Deutsche Bank’s DWS has set aside more than €20 million ($22.2 million) to settle allegations of greenwashing that have plagued the asset manager for roughly two years.
DWS is in “advanced resolution discussions” with the Securities and Exchange Commission, the asset manager said Wednesday in its half-year report but added, “the final outcome is yet to be concluded.”
The SEC investigation is just one of several probes DWS is facing in connection with allegations from a former executive that the company exaggerated, in its 2020 annual report, the proportion of its assets that were “ESG integrated.” German financial regulator BaFin, the U.S. Justice Department and Frankfurt prosecutors are also investigating.
DWS CEO Stefan Hoops said Wednesday the asset manager’s marketing “may have been overly exuberant” in the past, according to the Financial Times.
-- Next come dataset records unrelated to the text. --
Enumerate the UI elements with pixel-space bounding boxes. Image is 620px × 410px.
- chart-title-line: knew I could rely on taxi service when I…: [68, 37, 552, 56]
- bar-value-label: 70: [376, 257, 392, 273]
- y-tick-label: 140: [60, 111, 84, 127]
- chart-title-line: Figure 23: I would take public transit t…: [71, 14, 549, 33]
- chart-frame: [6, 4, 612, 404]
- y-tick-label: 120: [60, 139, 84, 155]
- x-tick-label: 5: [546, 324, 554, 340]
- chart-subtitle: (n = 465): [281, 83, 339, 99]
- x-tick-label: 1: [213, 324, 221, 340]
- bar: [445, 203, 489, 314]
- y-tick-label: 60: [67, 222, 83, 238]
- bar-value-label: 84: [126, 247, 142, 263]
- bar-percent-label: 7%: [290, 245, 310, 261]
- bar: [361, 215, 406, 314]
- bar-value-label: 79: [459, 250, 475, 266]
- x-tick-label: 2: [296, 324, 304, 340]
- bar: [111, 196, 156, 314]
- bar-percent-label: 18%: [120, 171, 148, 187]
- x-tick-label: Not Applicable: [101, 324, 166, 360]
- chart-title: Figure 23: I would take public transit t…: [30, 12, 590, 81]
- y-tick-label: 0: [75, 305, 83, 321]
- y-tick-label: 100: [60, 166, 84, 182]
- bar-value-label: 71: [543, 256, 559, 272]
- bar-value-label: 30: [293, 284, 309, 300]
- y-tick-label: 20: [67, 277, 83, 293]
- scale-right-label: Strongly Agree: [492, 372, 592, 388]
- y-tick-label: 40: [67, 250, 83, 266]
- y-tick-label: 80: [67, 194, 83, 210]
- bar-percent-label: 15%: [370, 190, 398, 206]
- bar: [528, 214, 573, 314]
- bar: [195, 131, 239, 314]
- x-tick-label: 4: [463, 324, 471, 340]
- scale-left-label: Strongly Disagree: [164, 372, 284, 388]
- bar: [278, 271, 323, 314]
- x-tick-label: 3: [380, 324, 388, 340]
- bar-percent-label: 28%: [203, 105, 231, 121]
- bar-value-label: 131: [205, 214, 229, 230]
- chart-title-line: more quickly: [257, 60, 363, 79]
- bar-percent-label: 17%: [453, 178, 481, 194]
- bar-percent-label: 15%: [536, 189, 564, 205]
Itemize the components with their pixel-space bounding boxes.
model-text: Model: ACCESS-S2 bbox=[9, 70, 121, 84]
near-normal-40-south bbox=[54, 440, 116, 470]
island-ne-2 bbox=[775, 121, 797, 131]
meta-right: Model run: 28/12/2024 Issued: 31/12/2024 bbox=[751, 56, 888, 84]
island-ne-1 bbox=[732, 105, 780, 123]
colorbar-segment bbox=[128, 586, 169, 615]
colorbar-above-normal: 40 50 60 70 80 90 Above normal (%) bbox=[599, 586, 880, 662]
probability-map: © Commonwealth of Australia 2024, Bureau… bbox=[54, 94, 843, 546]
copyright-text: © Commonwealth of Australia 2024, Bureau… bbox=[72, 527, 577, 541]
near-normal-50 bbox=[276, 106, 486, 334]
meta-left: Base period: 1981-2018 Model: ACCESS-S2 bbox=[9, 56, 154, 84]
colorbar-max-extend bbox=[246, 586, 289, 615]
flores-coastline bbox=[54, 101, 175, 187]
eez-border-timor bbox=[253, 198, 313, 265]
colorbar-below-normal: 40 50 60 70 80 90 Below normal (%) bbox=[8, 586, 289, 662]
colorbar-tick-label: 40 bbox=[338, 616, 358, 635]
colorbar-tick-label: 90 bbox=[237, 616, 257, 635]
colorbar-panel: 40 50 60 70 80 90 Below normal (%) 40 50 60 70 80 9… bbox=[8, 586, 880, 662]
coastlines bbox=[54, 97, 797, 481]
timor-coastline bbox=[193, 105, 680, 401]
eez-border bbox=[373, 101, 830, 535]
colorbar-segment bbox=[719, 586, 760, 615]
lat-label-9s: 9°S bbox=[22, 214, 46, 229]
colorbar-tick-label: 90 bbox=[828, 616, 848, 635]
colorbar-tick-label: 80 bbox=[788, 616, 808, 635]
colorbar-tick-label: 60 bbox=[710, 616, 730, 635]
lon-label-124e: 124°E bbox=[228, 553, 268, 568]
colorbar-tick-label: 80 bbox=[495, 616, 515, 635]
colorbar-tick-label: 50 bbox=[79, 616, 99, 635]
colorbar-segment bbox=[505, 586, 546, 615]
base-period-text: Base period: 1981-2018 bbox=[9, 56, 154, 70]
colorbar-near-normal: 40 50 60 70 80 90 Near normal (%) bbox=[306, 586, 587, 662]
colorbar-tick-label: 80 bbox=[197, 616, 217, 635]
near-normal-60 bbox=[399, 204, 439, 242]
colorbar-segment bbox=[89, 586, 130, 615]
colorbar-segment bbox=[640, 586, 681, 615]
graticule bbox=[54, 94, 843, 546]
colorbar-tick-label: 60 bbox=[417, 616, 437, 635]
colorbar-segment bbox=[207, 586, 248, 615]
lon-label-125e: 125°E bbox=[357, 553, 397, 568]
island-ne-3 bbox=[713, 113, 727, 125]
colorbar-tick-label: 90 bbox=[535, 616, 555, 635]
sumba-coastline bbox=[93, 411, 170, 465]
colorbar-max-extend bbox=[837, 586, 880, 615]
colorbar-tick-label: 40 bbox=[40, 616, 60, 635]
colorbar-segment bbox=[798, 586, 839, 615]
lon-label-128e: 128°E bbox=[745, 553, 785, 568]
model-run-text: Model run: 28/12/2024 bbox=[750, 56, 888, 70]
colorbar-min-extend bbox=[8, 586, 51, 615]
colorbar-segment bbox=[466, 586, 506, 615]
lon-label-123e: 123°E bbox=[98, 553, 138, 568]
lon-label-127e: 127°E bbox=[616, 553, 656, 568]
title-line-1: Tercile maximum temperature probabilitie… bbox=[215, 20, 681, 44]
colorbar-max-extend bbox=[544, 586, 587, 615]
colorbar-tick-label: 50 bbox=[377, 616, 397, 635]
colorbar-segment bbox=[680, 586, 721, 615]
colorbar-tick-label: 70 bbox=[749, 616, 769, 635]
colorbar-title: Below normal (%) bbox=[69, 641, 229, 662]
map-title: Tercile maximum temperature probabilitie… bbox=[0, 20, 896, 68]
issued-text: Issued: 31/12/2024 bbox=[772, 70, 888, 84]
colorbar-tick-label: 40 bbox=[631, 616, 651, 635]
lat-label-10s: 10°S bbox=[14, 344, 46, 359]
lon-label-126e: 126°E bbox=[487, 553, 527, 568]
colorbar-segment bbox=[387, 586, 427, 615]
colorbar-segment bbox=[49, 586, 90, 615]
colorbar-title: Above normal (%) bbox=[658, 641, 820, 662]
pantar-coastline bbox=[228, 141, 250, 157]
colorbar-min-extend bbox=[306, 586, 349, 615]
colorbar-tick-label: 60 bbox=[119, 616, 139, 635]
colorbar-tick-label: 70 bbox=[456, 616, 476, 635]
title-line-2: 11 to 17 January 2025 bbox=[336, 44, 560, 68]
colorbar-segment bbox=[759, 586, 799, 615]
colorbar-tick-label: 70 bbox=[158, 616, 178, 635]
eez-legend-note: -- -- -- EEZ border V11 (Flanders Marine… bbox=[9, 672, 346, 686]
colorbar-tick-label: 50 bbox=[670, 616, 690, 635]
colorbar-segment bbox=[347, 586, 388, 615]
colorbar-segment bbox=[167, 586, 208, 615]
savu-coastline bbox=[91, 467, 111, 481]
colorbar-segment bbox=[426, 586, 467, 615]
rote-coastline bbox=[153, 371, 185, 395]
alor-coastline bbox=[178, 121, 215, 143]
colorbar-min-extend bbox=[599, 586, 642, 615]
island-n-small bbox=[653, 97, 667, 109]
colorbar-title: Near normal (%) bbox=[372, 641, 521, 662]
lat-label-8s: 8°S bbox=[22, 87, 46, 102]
Curiously, reports varied as to the size of DWS’s set-aside — with Bloomberg claiming DWS had earmarked €27 million (labeled “other” in the report), while the Financial Times and Reuters put the figure at €21 million.
Either amount would far exceed previous SEC penalties related to environmental, social and governance matters. The SEC fined BNY Mellon $1.5 million in May 2022, while Goldman Sachs saw a $4 million penalty from the regulator in November.
The SEC aims to resolve the DWS probe by the end of September with a fine, Reuters reported Tuesday, citing two people with knowledge of the matter. The SEC, however, declined to comment to the wire service. DWS, meanwhile, said it couldn't comment on the time frame.
Hoops on Wednesday told analysts an end to the probes would make it easier for DWS to engage with clients on sustainability, and would reduce the amount of time “competent people spend on the past versus the future,” according to Bloomberg.
Hoops’s predecessor, Asoka Wöhrmann, resigned after Frankfurt police raided DWS’s offices in May 2022. Wöhrmann, however, is entitled to €13.7 million in compensation from last year, including €8.15 million in severance pay and his 2022 salary, the Financial Times reported. DWS said in March the severance package was subject to the “possibility of clawback,” according to the publication.
DWS told the Financial Times that its board would evaluate the matter and “fulfill its legal obligations.”
The set-aside DWS reported Wednesday comes in addition to €39 million in legal costs the asset manager disclosed in late May, according to the Financial Times.